At roughly 350 million barrels—down from a peak of 727 million in 2010—the SPR now holds less crude than at any point since the early 1980s. The drawdown accelerated during the Biden administration's 2022 release to combat post-invasion price spikes, but refilling has proceeded at a pace that can charitably be described as leisurely. The current administration has shown little urgency to reverse course, preferring to tout low gasoline prices as a political talking point rather than rebuild a strategic buffer whose entire purpose is to exist before a crisis, not during one.
The math problem
At current consumption rates, the remaining stockpile represents roughly 18 days of total U.S. petroleum demand—a figure that sounds reasonable until you consider that the International Energy Agency recommends members hold 90 days of net imports. The U.S. technically meets that threshold only because domestic production has soared, reducing import dependence. But production can be disrupted too, as any hurricane season reminds us, and the SPR was never designed to cover only import shortfalls. It was designed to provide breathing room during genuine emergencies.

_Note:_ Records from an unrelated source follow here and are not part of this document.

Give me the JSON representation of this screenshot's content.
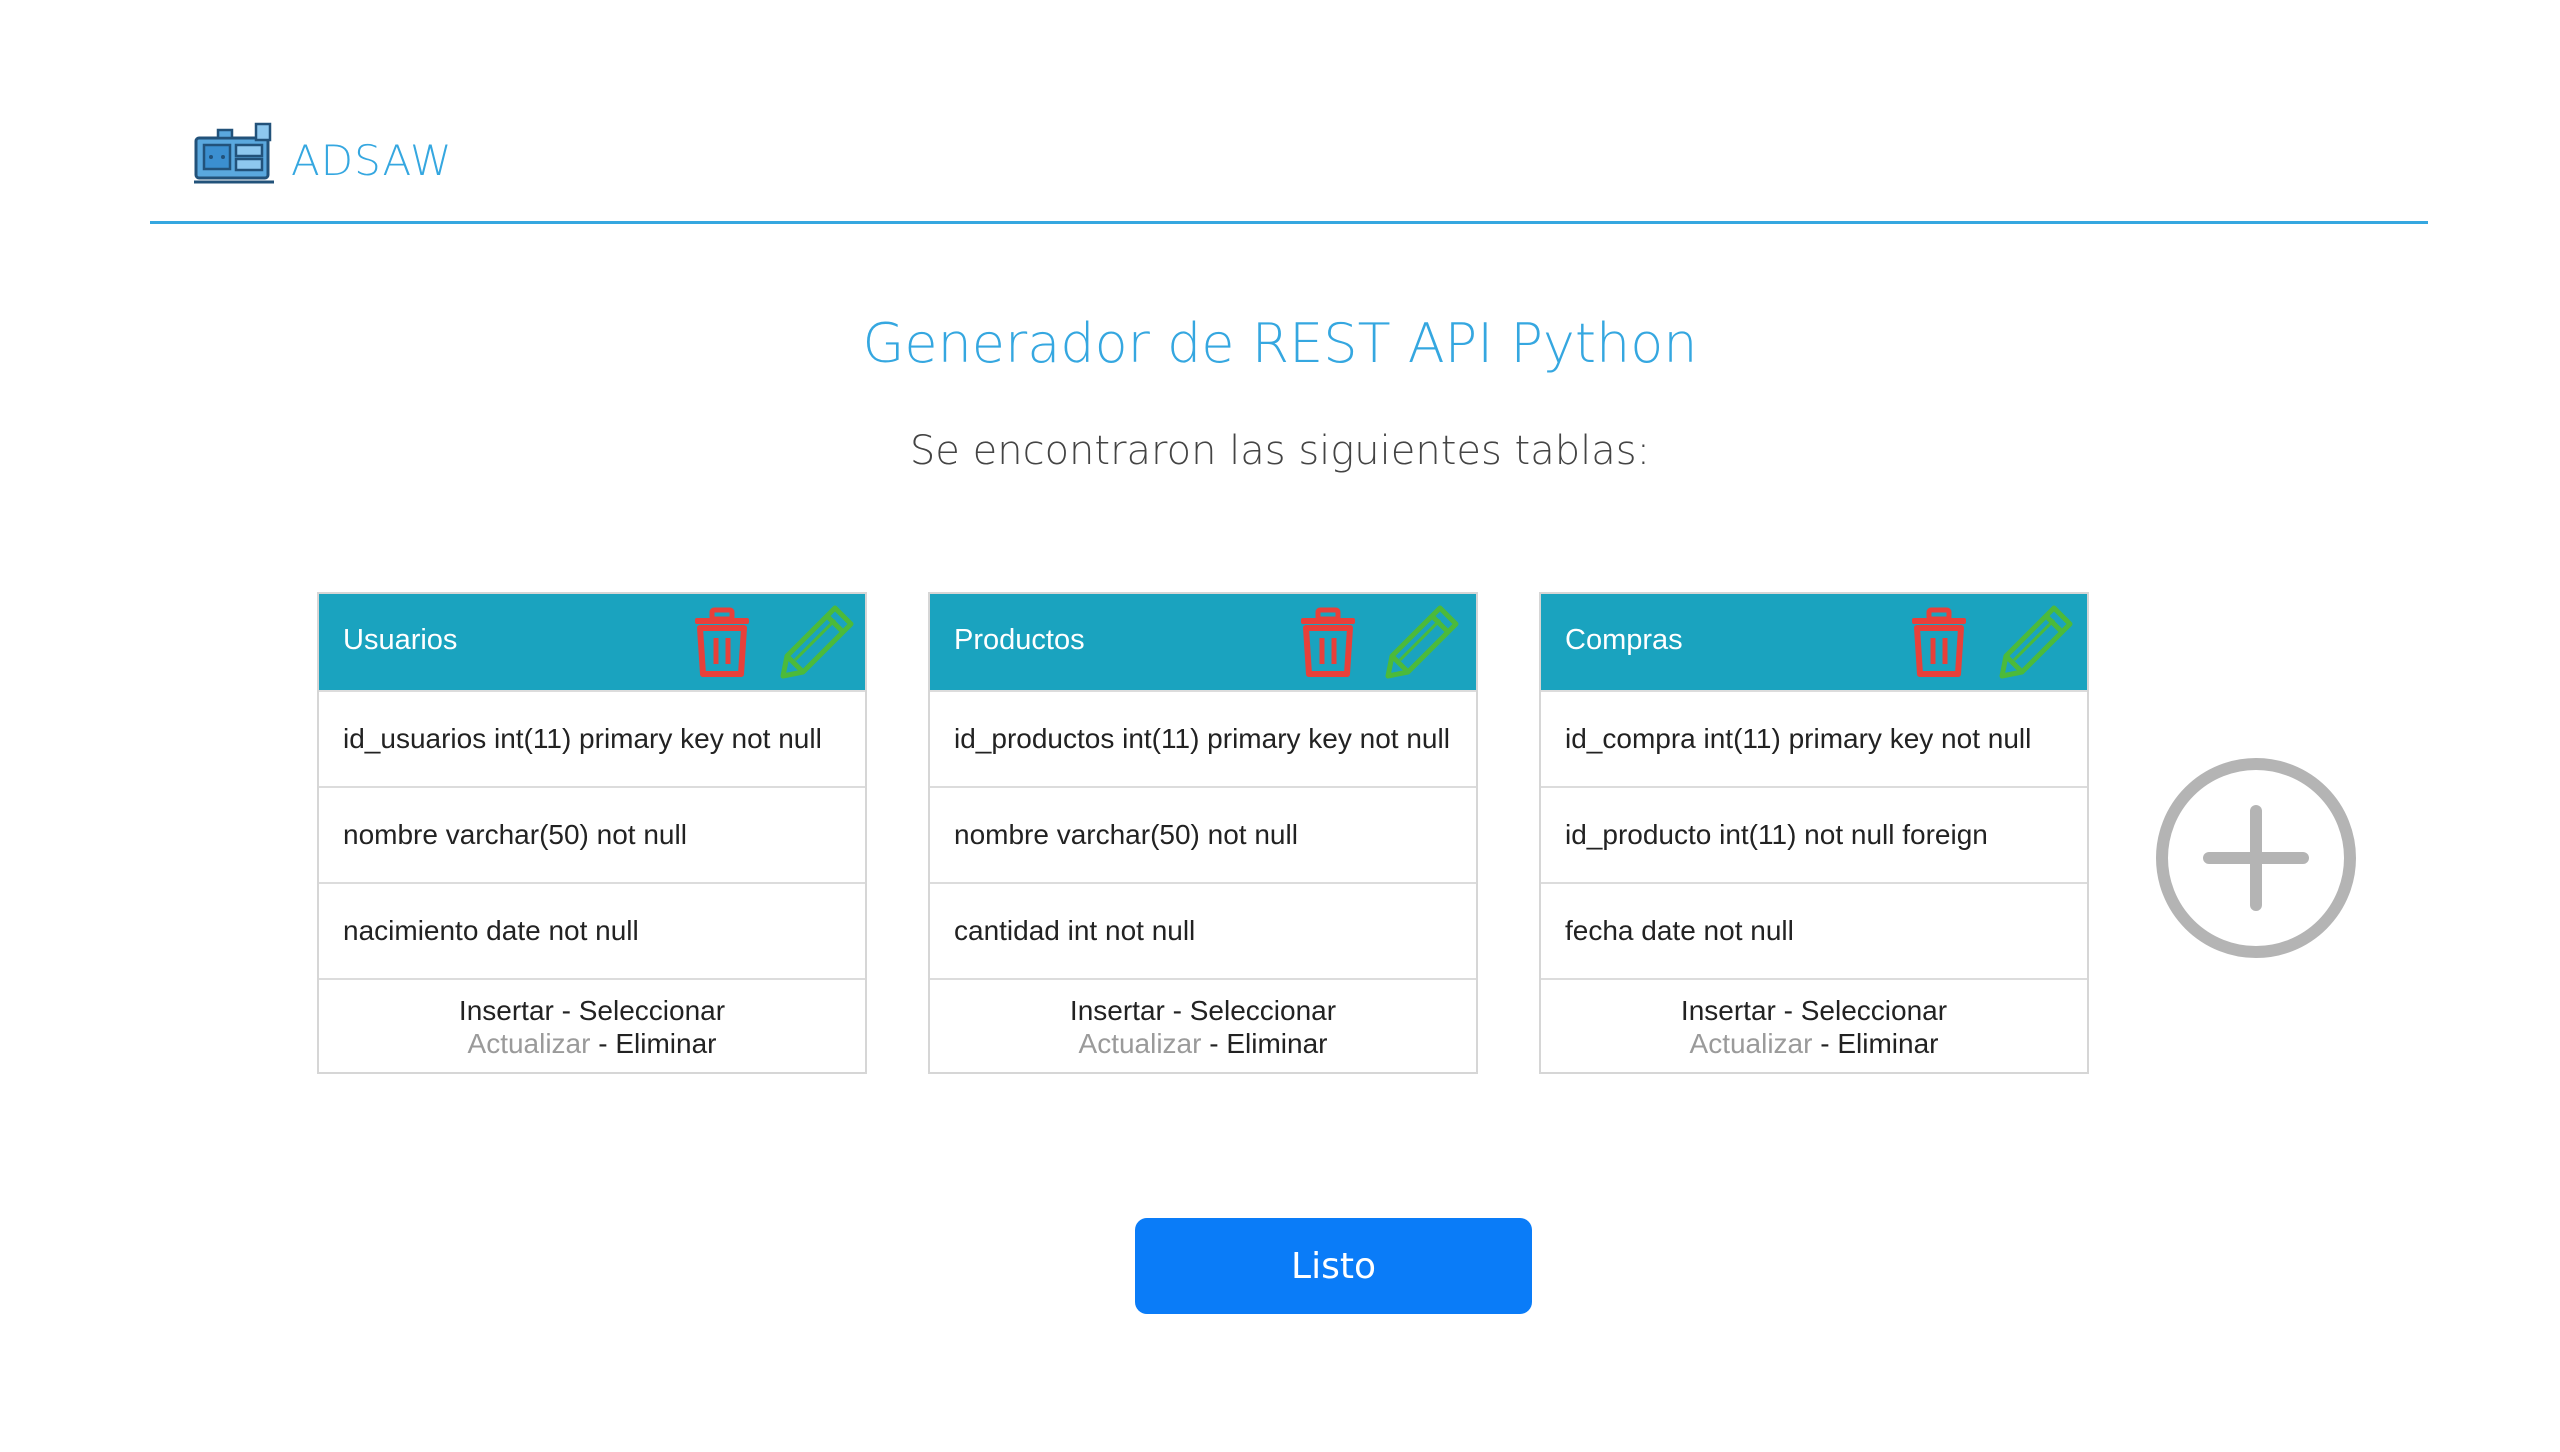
{
  "app": {
    "logo_icon": "server-machine-icon",
    "name": "ADSAW"
  },
  "main": {
    "title": "Generador de REST API Python",
    "subtitle": "Se encontraron las siguientes tablas:"
  },
  "tables": [
    {
      "name": "Usuarios",
      "fields": [
        "id_usuarios int(11) primary key not null",
        "nombre varchar(50) not null",
        "nacimiento date not null"
      ],
      "actions": {
        "insert": "Insertar",
        "select": "Seleccionar",
        "update": "Actualizar",
        "delete": "Eliminar",
        "separator": " - "
      }
    },
    {
      "name": "Productos",
      "fields": [
        "id_productos int(11) primary key not null",
        "nombre varchar(50) not null",
        "cantidad int not null"
      ],
      "actions": {
        "insert": "Insertar",
        "select": "Seleccionar",
        "update": "Actualizar",
        "delete": "Eliminar",
        "separator": " - "
      }
    },
    {
      "name": "Compras",
      "fields": [
        "id_compra int(11) primary key not null",
        "id_producto int(11) not null foreign",
        "fecha date not null"
      ],
      "actions": {
        "insert": "Insertar",
        "select": "Seleccionar",
        "update": "Actualizar",
        "delete": "Eliminar",
        "separator": " - "
      }
    }
  ],
  "icons": {
    "delete": "trash-icon",
    "edit": "pencil-icon",
    "add": "plus-circle-icon"
  },
  "colors": {
    "accent": "#35a7e0",
    "card_header": "#1aa3bf",
    "delete_icon": "#e8403a",
    "edit_icon": "#4cba3a",
    "add_icon": "#b4b4b4",
    "primary_button": "#0a7cf8",
    "disabled_action": "#9a9a9a"
  },
  "footer": {
    "done_label": "Listo"
  }
}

Refilling is expensive. At current Brent prices hovering in the mid-$70s, restoring even 100 million barrels would cost north of $7 billion—real money, even by federal standards, and money that competes with other priorities in a budget environment where deficit hawks and spending enthusiasts have found rare common ground in ignoring the problem.
Geopolitical timing
The depletion arrives at a particularly awkward moment. Renewed hostilities in the Middle East, including recent U.S. strikes on Iranian-linked targets, have pushed oil prices higher this week and revived memories of how quickly regional conflicts can metastasize into supply disruptions. Iran's Strait of Hormuz leverage remains intact. Saudi Arabia's willingness to act as swing producer is no longer a given. And OPEC+ has demonstrated repeatedly that it will defend prices over market share.
A robust SPR would give American policymakers options: the ability to flood markets temporarily, to signal resolve, to cushion domestic consumers from price spikes without begging foreign producers for relief. A depleted SPR offers none of those things. It is a fire extinguisher with a quarter charge.
Our take
Strategic reserves are, by definition, boring until they aren't. The political incentives favor spending the money elsewhere and hoping nothing goes wrong—a bet that has worked so far and will continue working until it doesn't. The prudent move would be to begin systematic refilling now, while prices remain manageable and no acute crisis forces panic buying at inflated rates. The likely move is continued drift, because rebuilding reserves generates no ribbon-cutting ceremonies and no grateful constituents. This is how countries discover, too late, that insurance policies require premiums.